Before web3, our information flowed freely into unfederated platforms owned and governed by a minority of technocratic elites. After Web3, platform ownership and governance will be shared, but network creators have a responsibility to design fair ownership distribution algorithms.
Bitcoin and Ethereum distribute ownership, but have also enriched overly powerful entities on the basis of information asymmetry. Hear Vitalik:
...was Bitcoin really a fair launch considering how few people had a chance to even hear about it by the time 1/4 of the supply had already been handed out by the end of 2010?
The Uniswap airdrop distributed ownership retroactively to any address that had interacted with the protocol - all of whom were DeFi early adopters. Combined with the team and VC distribution, I'd argue this approach creates a challenging chasm, and perhaps an illusion of truly decentralized ownership:
The information asymmetry that creates this inequality is due to attention being scarce. If ownership is distributed via airdrop, it rewards these early adopters who paid attention to something weird that was going on - like the sale of a $SOCKS token on a website made by some kids in Brooklyn. Certainly, early believers helped the platform succeed and should be rewarded, but often these rewards end up being outsized as the network grows exponentially.

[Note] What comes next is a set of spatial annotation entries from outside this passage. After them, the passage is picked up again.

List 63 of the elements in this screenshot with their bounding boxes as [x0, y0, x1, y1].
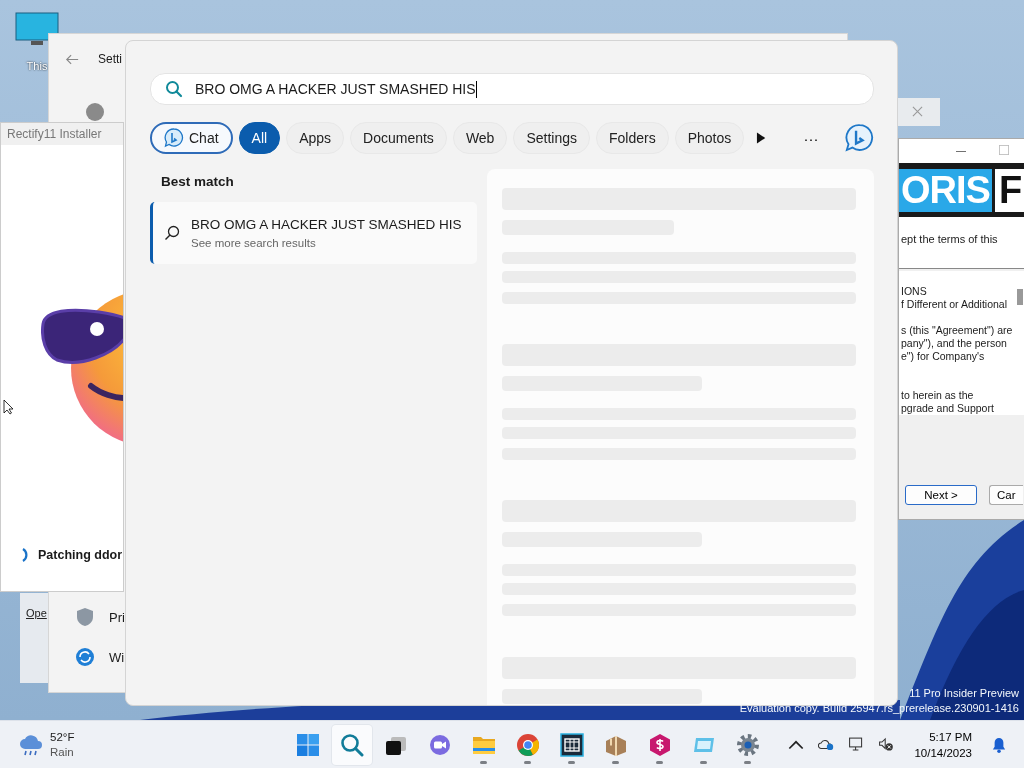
rain-cloud-icon [18, 732, 44, 757]
shield-icon [75, 607, 95, 627]
license-text-box[interactable]: IONS f Different or Additional s (this "Agreement") are pany"), and the person e") for Company's to herein as the pgrade and Support [899, 271, 1024, 415]
license-text-line: pgrade and Support [901, 402, 995, 415]
notification-bell-icon[interactable] [992, 736, 1006, 753]
weather-condition: Rain [50, 744, 75, 760]
filter-tab[interactable]: Folders [596, 122, 669, 154]
cancel-button[interactable]: Car [989, 485, 1023, 505]
play-icon[interactable] [756, 132, 766, 144]
browser-icon [516, 732, 540, 757]
link[interactable]: Ope [26, 607, 47, 619]
filter-tab[interactable]: Photos [674, 122, 745, 154]
watermark-text: 11 Pro Insider Preview [909, 686, 1019, 701]
filter-tab[interactable]: Apps [286, 122, 345, 154]
license-text-line: IONS [901, 285, 928, 298]
license-text-line: f Different or Additional [901, 298, 1009, 311]
status-text: Patching ddor [38, 548, 123, 562]
clock[interactable]: 5:17 PM 10/14/2023 [914, 728, 972, 761]
section-heading: Best match [161, 174, 235, 189]
cursor-icon [3, 399, 13, 415]
search-field[interactable]: BRO OMG A HACKER JUST SMASHED HIS [150, 73, 874, 105]
spinner-icon [21, 547, 29, 563]
settings-item[interactable]: Pri [109, 609, 125, 625]
filter-tab[interactable]: All [238, 122, 281, 154]
start-icon [296, 732, 320, 757]
more-button[interactable]: ··· [803, 129, 819, 147]
hexagon-icon [648, 732, 672, 757]
filter-tab[interactable]: Web [452, 122, 508, 154]
search-icon [340, 732, 364, 757]
window-title: Setti [98, 52, 122, 66]
license-text-line: pany"), and the person [901, 337, 1008, 350]
result-title: BRO OMG A HACKER JUST SMASHED HIS [191, 217, 462, 232]
search-icon [165, 80, 183, 98]
back-arrow-icon[interactable] [65, 54, 79, 65]
film-icon [560, 732, 584, 757]
chat-tab[interactable]: Chat [150, 122, 233, 154]
license-text-line: e") for Company's [901, 350, 986, 363]
banner-text: ORIS [899, 168, 992, 212]
result-subtitle: See more search results [191, 237, 317, 249]
window-title: Rectify11 Installer [7, 127, 102, 141]
next-button[interactable]: Next > [905, 485, 977, 505]
chat-icon[interactable] [844, 122, 874, 154]
scrollbar-thumb[interactable] [1017, 289, 1023, 305]
license-text-line: s (this "Agreement") are [901, 324, 1014, 337]
temperature: 52°F [50, 729, 75, 745]
settings-icon [736, 732, 760, 757]
banner-text: F [994, 168, 1024, 212]
video-chat-icon [428, 732, 452, 757]
settings-item[interactable]: Wi [109, 649, 125, 665]
chat-icon [164, 128, 184, 148]
monitor-icon[interactable] [848, 737, 865, 752]
filter-tab[interactable]: Settings [513, 122, 590, 154]
instruction-text: ept the terms of this [901, 233, 998, 245]
refresh-icon [75, 647, 95, 667]
speaker-muted-icon[interactable] [878, 737, 895, 752]
filter-tab[interactable]: Documents [350, 122, 447, 154]
search-result[interactable]: BRO OMG A HACKER JUST SMASHED HIS See more search results [150, 202, 477, 264]
license-text-line: to herein as the [901, 389, 975, 402]
cloud-icon[interactable] [818, 737, 835, 752]
minimize-icon[interactable] [956, 151, 966, 153]
search-icon [164, 225, 180, 241]
avatar-icon [85, 102, 105, 122]
monitor-icon [15, 12, 59, 46]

It's still incredible to me that some early co-founders of Ethereum have large ETH positions, but now actually compete with the network rather than help build it.
Vesting schedules help with this a lot. But even better is to drip distribution algorithmically. Compound has been innovative here, dripping COMP from a reservoir according to the current users risking their assets in the protocol. But the drip mainly goes to the richest users, and it also further "compounds" for early adopters (COMP itself has a distribution APY). Some might think that, for certain use-cases, it would be better if a drip like this flowed more equally across a community of contributors.
Another approach is to have a linear "universal basic drip" for each unique individual within a community. In other words, every community member should accrue ownership and governance over time, and it shouldn't necessarily compound for early users. In order to have this, the network needs a superpower: sybil resistance.
Sybil resistance is a network's ability to resist counterfeit identities. When a single person in an NFT drop uses 200 addresses to purchase all of the tokens and resells them on a secondary market, the integrity of that NFT community has unknowingly been hacked. Because of the pseudonymous nature of web3, many communities don't have a clear sense of the integrity of their ownership distribution.
Mirror has minimal viable sybil resistance, via the $WRITE Race. External accounts connect their Twitter profiles, and are voted into the network ten-at-a-time each week primarily by existing members (with signal boosts from other external voters). This is hard to fake, and it bolsters the community's integrity. Over time, sybil attacks become much harder still, and as long as the network increases in diversity. In a diverse network, members will tend to vote differently, and that makes sybil attacks harder to coordinate.
This is why it's been so important for Mirror to go slow with onboarding, and to try its best to diversify its membership. We've received some criticism for this, but ultimately this will enable true decentralized ownership. If we can accelerate membership over time while maintaining integrity, then we can create universal ownership drips that enable hard-to-fake, true decentralization.
The plot twist is that this is already happening, but nobody has noticed it yet. So, stay tuned.
Final note: Financial contributors and developers should be rewarded, too. But the distribution algorithm needs to keep this in check so that it can't be gamed, and that it's set up to allow for long-term rewards, and doesn't just enrich the early contributors. We want to make a new and better world through decentralized ownership, and that means we have to steer clear of the old patterns where early contributors and adopters get too much.